При случае он иногда мимоходом подбрасывает детали, и я, когда была помоложе, обычно ходила за ним, выуживая информацию. Должно быть, он считал меня очень назойливой, однако сам был вечно занят. «Потом, Китти, потом, — обычно говорил он, отмахиваясь от меня. — Не сейчас». В один прекрасный день, когда его биограф будет брать у меня интервью, он об этом пожалеет: я выложу всю правду.
— У нее были длинные волосы. А потом она постриглась. Потом снова отрастила, — так он отвечал на мой вопрос, приводя единственное логическое обоснование вечно меняющегося описания ее внешности.
— Она пела?
— Я не помню. О да, думаю, она пела в ванной. Детские песенки. Я помню «Барашка».
— А в саду она пела?
Он посмотрел удивленно:
— Понятия не имею.
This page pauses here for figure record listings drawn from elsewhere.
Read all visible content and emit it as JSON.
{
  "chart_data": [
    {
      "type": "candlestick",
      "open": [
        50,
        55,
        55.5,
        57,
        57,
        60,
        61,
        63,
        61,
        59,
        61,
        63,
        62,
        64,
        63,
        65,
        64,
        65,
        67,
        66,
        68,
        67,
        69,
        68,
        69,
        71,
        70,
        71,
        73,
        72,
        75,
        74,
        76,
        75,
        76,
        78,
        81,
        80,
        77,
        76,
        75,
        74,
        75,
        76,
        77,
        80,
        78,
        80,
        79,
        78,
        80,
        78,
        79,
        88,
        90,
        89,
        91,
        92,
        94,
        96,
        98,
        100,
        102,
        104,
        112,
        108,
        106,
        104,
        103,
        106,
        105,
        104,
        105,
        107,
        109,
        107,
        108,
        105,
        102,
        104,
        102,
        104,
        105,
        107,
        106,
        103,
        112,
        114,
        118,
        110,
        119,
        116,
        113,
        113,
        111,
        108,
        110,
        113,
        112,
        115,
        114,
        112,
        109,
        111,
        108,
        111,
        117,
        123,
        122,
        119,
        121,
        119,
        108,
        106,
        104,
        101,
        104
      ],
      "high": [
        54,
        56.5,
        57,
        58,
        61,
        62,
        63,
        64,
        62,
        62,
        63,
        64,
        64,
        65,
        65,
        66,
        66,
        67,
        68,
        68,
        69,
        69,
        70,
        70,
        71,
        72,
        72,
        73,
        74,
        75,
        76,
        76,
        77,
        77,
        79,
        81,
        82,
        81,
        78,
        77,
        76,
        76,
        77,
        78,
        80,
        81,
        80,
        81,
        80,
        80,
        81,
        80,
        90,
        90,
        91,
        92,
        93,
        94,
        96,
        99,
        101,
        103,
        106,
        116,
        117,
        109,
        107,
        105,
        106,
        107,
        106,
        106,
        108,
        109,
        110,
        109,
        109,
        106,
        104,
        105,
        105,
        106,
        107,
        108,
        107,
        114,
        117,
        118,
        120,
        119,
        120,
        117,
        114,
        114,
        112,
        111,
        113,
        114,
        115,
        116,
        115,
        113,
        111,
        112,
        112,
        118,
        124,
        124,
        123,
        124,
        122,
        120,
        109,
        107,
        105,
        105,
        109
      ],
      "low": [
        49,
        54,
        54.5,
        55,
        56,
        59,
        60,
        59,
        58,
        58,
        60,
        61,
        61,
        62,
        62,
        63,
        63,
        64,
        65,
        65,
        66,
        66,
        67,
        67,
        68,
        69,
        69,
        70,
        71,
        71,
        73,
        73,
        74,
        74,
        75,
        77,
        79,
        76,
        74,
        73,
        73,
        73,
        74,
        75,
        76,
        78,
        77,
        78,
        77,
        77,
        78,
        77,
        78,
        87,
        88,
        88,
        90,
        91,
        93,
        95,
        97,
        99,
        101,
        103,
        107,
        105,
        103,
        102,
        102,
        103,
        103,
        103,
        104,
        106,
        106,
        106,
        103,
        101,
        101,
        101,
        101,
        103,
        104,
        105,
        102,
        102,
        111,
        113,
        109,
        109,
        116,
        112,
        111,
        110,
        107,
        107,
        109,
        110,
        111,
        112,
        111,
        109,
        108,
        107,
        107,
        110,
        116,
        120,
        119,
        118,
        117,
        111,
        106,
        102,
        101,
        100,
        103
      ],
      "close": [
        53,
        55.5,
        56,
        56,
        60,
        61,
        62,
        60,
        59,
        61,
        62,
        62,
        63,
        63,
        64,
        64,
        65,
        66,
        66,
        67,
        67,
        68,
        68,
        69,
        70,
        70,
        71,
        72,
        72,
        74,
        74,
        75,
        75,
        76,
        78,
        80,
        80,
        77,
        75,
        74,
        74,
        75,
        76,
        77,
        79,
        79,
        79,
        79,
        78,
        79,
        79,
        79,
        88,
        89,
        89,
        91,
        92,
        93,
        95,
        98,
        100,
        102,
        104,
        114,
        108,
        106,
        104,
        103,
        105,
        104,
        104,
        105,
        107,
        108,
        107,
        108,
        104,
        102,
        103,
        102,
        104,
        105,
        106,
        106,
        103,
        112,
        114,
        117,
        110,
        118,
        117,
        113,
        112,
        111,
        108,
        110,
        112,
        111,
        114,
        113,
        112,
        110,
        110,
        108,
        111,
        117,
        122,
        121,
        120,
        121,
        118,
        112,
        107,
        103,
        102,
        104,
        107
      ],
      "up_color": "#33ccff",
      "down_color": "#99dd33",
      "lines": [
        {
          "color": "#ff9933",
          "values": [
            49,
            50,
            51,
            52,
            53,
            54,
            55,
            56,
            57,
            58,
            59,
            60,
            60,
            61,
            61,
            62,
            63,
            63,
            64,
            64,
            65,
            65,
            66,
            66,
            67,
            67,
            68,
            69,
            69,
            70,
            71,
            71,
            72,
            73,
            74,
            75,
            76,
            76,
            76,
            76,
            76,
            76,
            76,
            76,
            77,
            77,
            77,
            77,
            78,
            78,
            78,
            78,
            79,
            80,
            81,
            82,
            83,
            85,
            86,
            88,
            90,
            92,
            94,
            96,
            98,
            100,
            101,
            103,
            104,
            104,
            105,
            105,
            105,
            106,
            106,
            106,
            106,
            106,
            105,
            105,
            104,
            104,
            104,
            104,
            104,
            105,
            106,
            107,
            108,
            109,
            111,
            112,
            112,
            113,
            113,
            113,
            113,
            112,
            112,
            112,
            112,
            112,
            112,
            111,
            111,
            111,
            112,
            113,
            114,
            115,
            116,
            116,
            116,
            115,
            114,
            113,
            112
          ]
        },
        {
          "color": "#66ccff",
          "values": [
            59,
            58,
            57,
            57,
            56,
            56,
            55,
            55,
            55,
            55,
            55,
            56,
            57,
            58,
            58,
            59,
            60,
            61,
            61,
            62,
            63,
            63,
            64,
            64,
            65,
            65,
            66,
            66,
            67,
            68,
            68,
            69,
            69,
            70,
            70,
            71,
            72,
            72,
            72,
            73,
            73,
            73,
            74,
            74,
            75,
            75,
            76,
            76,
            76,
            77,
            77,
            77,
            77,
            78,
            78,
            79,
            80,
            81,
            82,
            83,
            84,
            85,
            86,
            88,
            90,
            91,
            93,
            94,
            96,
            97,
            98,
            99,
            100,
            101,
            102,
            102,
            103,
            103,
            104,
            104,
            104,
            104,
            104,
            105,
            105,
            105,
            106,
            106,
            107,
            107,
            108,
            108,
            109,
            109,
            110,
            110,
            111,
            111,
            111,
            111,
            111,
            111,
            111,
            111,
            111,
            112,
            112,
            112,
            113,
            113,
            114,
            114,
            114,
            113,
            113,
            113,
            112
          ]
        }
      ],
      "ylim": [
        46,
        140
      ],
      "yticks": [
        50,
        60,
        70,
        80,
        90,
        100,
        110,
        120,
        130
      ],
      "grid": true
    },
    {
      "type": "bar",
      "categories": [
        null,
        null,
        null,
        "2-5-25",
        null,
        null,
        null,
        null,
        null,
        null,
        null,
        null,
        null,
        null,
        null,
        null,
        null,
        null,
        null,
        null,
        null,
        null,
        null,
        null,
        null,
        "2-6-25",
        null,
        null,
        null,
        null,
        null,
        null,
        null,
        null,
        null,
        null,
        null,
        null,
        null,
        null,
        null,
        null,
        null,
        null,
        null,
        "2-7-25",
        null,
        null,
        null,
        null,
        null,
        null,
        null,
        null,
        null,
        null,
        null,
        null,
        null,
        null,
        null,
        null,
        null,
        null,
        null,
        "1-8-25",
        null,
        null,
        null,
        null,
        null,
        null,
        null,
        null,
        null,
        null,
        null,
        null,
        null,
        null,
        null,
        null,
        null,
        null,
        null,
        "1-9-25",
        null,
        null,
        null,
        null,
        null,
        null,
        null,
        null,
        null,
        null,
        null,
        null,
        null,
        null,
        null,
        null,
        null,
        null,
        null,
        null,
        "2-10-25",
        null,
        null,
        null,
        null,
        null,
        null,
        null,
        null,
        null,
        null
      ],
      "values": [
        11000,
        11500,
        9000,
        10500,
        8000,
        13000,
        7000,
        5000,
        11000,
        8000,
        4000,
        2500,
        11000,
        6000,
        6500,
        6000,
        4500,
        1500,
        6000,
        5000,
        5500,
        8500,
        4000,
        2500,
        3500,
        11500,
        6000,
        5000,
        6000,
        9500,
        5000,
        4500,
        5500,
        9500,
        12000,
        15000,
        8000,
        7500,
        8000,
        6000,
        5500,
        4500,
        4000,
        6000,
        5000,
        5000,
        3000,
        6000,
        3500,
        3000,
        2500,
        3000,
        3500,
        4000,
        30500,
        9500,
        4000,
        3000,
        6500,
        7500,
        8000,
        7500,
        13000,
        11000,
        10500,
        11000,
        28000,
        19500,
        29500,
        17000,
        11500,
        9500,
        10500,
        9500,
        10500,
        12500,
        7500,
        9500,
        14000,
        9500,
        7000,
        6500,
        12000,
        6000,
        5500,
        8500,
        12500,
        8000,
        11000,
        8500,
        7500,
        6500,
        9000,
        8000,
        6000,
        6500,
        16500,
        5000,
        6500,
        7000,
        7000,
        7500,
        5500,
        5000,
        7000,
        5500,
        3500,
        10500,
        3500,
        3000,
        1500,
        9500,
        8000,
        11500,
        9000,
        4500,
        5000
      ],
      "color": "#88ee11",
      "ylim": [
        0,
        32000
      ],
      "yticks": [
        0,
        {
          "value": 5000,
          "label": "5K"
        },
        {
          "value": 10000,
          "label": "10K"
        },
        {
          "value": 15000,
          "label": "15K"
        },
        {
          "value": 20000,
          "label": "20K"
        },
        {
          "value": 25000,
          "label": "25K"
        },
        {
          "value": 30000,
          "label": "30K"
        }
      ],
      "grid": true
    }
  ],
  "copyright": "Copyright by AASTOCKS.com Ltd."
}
Никогда туда не выходил. Нам не нравилось ее садоводство, потому что она иногда забывала готовить ужин. Возможно, она пела на улице. А что, это важно?
— Конечно, важно. Я имею право хоть это знать о своей матери.
— Ты же жил с ней, значит, ты можешь ее описать.
— Да, — сказал он, — но у меня, кажется, не осталось четкой картины.
И почему он так неточен? Пытается что-то от меня утаить?
Мне нравится представлять мать в саду: она все выращивает, создает своими собственными руками, отказывается следовать общепринятому стереотипу жены. Я рада, что ей не нравилось готовить. Я всегда представляла ее спокойной и добродушной, однако позднее поняла, что у них с отцом, по всей видимости, не обходилось без скандалов. Никто не мог жить с ним без скандалов.
— Она много спорила с Диной, — неожиданно добавил Адриан. — Было настоящим облегчением, когда они выходили покричать в сад. Мне кажется, что Дина сбежала именно из-за этого.
Дина ушла, когда ей было четырнадцать. О ней тоже известно очень мало. Очевидно, мужчины вычеркнули из памяти их обеих, за ненадобностью. У них нет времени на женщин.
Никто не упоминает и о несчастном случае.
Когда я спросила о нем Адриана, он был удивлен:
— Ты знаешь, я совсем не помню…
— Ты должен помнить, что тогда случилось.
Он выглядел почти подавленным, что необычно для Адриана.
— Папа не пересказывал нам подробности. Он очень переживал — не мог говорить.
Казалось, отец хотел вычеркнуть ее из их жизни. Вычистить, выбросить, ликвидировать все, да еще как можно быстрее и тщательнее.